THE boss of Britain’s biggest union has said he would support illegal strikes if the one per cent public- sector pay cap is not lifted by Westminster.

Unite leader Len McCluskey said public sector industrial action was “very much on the cards”.

The UK Government has lifted the cap for prison and police officers in England and Wales – but, as yet, not for other public-sector workers.

Under a new law introduced in March, ballots for strike action now must have at least a 50 per cent turnout for industrial action to be legal.

McCluskey gave the illegal strike warning as GMB trade union members at the Sellafield nuclear plant gave notice of a strike on September 27 in a pay dispute.

McCluskey told the Trade Union Congress conference in Brighton: “If they [Unite members] haven’t managed to hit an artificial threshold this Government has foolishly put on to the statute books, then I will stand by our members and we’ll all live, including the Government, we’ll all live with the consequences of that.” The conference voted to support coordinated campaigns.

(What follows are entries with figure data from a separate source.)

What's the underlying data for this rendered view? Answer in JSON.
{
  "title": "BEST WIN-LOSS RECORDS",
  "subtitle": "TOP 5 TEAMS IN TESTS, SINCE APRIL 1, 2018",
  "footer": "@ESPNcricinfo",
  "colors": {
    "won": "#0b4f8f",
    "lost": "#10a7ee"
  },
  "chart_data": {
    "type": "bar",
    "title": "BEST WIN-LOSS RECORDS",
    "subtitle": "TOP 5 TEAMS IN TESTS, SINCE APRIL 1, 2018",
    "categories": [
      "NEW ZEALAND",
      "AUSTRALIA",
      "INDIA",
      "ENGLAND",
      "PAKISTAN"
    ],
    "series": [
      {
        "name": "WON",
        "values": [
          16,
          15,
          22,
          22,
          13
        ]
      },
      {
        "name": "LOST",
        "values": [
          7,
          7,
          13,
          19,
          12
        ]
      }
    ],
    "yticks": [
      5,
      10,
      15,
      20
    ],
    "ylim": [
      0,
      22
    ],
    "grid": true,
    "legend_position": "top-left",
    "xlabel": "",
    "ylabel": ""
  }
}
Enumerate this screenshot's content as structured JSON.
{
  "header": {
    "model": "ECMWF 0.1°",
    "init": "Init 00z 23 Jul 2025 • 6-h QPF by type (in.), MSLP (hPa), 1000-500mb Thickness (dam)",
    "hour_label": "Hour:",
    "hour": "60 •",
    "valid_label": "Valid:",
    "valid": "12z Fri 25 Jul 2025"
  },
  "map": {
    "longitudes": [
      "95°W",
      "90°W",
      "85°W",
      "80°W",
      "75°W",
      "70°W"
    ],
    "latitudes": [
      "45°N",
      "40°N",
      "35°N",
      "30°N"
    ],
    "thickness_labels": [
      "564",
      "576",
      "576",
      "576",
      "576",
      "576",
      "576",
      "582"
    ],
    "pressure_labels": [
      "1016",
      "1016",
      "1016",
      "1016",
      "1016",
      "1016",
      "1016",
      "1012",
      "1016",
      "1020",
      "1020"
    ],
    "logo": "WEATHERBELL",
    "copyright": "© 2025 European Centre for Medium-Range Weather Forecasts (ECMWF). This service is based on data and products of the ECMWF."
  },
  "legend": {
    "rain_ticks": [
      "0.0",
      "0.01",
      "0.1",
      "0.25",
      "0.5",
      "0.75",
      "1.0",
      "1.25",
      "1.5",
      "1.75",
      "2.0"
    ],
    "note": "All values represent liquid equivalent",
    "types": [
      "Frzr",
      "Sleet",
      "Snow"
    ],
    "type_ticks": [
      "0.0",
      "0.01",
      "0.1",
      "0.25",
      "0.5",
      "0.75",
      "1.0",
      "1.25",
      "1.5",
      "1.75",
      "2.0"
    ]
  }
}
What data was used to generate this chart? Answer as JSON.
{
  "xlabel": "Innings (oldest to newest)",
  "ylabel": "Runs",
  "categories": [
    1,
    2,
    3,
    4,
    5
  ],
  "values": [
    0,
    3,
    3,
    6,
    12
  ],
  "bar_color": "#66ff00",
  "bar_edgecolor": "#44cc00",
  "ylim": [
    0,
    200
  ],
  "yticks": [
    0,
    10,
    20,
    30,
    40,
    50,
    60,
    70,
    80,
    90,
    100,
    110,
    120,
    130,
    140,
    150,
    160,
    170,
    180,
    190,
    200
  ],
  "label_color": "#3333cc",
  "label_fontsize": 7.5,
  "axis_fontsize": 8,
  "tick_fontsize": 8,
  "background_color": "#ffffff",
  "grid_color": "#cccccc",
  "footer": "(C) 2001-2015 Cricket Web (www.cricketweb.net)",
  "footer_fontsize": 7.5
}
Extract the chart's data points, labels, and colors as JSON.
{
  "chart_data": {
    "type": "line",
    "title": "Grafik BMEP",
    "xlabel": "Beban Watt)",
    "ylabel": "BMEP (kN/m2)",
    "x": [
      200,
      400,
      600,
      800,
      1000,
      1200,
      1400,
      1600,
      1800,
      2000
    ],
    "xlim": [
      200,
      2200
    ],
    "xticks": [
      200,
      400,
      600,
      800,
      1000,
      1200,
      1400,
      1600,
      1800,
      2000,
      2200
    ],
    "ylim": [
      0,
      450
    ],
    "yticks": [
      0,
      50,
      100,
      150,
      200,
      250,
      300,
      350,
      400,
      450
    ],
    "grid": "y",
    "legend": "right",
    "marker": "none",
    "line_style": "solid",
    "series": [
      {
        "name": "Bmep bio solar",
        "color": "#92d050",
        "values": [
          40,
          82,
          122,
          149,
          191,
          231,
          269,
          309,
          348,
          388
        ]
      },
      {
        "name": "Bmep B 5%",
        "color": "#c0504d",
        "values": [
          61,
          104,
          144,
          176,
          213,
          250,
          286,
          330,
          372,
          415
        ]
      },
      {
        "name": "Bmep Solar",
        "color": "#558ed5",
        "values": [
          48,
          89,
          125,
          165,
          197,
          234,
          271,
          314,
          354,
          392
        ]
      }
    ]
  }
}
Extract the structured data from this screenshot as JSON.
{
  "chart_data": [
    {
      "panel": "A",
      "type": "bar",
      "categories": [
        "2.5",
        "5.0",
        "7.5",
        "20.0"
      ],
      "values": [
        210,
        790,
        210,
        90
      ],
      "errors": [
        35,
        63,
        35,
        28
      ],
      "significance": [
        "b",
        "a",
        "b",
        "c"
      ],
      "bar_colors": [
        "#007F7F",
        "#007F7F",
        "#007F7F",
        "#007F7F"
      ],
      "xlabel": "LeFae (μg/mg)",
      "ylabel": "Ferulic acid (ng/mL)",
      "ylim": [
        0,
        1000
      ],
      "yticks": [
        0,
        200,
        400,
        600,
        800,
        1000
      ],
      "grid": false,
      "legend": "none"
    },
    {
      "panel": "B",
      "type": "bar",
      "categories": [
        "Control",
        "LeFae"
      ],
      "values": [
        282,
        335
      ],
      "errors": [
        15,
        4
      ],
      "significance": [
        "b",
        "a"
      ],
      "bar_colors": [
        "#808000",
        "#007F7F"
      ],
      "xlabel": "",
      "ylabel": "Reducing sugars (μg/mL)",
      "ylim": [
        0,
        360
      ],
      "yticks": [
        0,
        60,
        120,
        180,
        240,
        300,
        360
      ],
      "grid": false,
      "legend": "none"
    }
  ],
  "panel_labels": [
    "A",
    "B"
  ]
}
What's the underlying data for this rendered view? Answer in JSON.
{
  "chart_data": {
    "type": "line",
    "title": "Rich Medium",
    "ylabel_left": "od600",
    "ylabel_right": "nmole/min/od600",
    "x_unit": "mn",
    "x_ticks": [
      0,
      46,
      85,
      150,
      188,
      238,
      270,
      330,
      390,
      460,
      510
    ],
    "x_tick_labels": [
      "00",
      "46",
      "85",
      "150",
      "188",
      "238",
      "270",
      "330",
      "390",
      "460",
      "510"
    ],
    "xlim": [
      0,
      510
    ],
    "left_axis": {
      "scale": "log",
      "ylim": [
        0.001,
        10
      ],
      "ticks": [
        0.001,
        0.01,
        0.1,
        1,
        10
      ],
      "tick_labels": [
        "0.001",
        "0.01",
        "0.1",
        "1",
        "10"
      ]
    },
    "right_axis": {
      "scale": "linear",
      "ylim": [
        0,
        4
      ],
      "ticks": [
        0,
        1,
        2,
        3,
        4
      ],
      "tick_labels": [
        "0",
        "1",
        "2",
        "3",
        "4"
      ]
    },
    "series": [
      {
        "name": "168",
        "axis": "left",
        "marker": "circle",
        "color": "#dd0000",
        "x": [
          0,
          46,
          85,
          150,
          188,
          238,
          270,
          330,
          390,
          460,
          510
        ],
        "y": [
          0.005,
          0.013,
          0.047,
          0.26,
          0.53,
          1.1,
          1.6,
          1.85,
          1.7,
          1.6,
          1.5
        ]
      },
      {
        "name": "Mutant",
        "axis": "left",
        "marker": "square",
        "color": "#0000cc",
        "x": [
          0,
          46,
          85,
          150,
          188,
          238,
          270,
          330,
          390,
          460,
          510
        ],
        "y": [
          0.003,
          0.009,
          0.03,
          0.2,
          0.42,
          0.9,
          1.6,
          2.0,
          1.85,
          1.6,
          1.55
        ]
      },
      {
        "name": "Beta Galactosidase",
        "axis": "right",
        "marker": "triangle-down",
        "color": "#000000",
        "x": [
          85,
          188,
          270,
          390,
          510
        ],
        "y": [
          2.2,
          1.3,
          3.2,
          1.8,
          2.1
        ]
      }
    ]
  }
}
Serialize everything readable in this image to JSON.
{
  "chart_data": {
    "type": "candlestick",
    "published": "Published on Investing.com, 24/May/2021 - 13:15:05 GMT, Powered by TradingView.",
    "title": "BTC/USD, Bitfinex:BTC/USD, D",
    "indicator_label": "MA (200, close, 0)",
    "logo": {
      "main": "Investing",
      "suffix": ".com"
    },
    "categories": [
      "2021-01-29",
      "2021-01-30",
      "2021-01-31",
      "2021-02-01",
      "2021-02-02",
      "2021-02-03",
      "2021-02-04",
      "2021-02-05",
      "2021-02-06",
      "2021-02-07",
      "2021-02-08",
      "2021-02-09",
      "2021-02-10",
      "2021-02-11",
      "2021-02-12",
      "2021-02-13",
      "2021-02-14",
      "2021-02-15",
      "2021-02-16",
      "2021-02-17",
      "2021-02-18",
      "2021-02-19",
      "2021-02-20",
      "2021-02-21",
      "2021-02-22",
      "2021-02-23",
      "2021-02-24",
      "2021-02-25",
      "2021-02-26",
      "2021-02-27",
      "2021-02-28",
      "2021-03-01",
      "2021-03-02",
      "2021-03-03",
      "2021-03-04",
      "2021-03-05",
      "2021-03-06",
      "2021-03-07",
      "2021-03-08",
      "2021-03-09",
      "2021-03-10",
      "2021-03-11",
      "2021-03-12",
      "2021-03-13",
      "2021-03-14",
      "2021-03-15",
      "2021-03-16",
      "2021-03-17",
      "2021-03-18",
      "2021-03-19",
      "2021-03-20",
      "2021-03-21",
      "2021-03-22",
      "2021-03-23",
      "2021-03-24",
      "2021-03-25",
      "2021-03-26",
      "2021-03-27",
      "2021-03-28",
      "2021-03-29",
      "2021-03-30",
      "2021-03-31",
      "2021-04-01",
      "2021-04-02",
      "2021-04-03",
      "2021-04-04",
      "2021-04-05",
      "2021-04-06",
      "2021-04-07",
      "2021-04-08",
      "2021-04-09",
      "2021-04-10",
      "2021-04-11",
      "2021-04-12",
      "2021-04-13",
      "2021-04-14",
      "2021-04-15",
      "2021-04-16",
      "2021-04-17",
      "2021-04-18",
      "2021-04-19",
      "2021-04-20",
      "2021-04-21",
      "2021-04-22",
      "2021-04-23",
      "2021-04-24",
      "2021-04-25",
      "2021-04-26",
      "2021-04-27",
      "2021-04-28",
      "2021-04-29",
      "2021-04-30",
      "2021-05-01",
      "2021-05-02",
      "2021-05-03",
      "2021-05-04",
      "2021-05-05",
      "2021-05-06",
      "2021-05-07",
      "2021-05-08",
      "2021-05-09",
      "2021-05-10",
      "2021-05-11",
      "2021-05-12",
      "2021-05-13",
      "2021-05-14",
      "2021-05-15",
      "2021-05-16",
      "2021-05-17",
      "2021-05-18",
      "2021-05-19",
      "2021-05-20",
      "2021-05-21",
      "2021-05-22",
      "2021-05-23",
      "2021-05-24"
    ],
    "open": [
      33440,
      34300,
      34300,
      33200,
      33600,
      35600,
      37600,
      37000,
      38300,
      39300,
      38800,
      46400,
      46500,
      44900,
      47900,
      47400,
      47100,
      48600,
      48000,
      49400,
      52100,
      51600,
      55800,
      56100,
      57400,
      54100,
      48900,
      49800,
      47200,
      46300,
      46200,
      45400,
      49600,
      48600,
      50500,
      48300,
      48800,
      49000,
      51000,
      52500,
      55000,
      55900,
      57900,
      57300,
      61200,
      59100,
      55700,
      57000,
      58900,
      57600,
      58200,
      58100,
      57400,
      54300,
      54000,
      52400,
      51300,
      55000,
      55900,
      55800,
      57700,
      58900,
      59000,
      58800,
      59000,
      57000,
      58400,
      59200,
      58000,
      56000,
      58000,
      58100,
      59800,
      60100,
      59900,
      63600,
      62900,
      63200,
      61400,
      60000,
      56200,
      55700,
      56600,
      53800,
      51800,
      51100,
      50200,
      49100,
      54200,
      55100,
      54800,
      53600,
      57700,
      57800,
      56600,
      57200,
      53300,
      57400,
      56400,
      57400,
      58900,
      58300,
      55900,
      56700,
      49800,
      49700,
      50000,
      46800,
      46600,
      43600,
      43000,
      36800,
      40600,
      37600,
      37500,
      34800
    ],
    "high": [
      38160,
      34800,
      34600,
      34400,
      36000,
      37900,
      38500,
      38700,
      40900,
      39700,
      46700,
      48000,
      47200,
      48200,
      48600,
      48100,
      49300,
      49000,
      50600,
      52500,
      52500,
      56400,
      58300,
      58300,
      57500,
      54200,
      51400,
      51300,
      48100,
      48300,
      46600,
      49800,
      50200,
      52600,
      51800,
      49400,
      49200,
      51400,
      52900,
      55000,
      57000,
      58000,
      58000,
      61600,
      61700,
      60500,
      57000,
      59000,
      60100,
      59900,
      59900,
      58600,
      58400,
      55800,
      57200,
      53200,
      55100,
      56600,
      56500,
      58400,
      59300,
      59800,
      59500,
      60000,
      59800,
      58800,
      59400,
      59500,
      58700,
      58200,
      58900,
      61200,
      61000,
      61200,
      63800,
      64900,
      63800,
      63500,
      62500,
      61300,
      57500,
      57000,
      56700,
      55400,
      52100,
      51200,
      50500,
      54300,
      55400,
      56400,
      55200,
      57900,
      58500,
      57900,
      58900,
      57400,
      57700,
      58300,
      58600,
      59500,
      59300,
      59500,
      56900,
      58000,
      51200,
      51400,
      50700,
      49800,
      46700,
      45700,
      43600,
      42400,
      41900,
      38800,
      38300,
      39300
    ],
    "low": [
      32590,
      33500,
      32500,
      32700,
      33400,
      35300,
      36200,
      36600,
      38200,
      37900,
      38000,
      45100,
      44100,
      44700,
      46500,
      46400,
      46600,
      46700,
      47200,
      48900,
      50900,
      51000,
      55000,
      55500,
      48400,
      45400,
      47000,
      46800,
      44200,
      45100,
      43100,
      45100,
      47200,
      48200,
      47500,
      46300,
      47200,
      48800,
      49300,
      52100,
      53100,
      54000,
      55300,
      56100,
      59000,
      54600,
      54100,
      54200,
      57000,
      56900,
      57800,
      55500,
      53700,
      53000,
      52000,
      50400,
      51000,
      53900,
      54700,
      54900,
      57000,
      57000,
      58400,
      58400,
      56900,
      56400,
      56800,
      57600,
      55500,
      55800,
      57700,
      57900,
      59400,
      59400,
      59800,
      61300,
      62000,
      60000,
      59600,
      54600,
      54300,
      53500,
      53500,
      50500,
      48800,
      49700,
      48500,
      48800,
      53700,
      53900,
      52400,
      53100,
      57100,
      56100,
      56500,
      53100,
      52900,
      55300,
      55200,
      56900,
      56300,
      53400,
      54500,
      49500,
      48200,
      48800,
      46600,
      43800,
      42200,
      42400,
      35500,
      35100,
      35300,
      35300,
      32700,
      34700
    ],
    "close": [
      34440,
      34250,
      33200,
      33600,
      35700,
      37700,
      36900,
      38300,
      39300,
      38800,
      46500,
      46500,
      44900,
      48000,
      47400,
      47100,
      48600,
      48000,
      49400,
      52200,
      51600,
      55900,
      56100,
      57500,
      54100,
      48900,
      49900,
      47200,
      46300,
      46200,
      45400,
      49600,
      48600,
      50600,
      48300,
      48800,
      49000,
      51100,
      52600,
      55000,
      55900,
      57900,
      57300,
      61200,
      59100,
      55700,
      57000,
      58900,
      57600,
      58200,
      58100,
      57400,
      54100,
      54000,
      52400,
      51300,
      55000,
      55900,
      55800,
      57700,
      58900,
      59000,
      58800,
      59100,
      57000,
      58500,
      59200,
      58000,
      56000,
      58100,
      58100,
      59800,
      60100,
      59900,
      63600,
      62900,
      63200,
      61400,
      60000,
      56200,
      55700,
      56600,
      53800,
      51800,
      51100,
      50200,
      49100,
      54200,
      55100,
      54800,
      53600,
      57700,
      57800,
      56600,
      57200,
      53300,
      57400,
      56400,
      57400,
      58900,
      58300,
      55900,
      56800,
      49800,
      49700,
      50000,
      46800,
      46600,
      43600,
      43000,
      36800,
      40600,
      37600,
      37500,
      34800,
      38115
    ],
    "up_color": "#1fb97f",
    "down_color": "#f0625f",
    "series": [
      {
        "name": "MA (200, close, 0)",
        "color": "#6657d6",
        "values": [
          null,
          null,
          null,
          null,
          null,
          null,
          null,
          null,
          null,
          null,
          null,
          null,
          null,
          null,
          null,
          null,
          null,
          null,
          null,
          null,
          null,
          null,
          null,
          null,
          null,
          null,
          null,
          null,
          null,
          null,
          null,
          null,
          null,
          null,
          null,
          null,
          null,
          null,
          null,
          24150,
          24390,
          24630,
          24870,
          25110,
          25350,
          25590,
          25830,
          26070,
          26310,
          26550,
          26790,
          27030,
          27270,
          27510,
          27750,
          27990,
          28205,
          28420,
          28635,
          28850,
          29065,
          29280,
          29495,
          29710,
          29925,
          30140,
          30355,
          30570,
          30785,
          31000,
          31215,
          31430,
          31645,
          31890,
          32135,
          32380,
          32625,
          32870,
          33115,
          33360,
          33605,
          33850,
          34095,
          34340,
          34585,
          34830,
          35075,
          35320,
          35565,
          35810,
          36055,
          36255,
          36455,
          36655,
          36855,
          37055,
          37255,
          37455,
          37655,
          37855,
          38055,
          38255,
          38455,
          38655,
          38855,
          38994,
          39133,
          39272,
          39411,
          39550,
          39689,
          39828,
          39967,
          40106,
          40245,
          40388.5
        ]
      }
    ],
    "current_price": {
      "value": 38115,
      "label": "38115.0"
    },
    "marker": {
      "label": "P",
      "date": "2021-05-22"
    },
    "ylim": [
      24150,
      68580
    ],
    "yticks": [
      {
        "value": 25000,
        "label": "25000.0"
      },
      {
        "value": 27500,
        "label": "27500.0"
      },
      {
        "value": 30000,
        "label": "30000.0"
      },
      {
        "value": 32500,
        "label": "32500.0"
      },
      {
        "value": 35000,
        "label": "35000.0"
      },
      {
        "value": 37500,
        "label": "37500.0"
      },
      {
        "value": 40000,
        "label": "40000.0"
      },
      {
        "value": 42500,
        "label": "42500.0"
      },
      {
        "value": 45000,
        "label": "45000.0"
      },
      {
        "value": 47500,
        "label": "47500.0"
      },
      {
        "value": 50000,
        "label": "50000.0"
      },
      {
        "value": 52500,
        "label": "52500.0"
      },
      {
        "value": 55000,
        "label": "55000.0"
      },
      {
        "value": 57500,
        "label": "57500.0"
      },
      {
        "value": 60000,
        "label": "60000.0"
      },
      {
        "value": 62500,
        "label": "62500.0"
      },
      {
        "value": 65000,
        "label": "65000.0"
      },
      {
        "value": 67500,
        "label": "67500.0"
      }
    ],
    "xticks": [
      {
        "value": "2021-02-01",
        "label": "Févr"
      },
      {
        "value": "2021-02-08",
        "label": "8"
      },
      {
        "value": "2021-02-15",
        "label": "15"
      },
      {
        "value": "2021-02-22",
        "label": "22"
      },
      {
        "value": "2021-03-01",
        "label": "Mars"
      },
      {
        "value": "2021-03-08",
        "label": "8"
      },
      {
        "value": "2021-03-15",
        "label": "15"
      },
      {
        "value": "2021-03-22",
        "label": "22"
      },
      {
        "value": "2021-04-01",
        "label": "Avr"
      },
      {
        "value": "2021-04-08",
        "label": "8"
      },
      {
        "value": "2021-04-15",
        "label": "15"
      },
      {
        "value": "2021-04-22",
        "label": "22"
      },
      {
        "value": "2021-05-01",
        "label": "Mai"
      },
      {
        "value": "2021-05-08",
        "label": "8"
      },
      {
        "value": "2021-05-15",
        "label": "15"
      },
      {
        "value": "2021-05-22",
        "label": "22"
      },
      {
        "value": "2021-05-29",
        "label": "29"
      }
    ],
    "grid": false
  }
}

“In terms of the concept of co-ordinated public service workers’ action, then yes I think that is very likely and very much on the cards,” said McCluskey.

“We will always stand shoulder-to-shoulder with our members. If the Government has pushed us outside the law they will have to stand the consequences.”

The unions are campaigning for a five per cent increase for millions of public-sector workers.

Pay was frozen in 2010 for all but the lowest earners, with increases set at no more than one per cent a year from 2013.

Labour’s shadow justice secretary and shadow lord chancellor Richard Burgon has refused to say if he would support a strike called without a 50 per cent ballot turnout, saying such a scenario was “hypothetical”.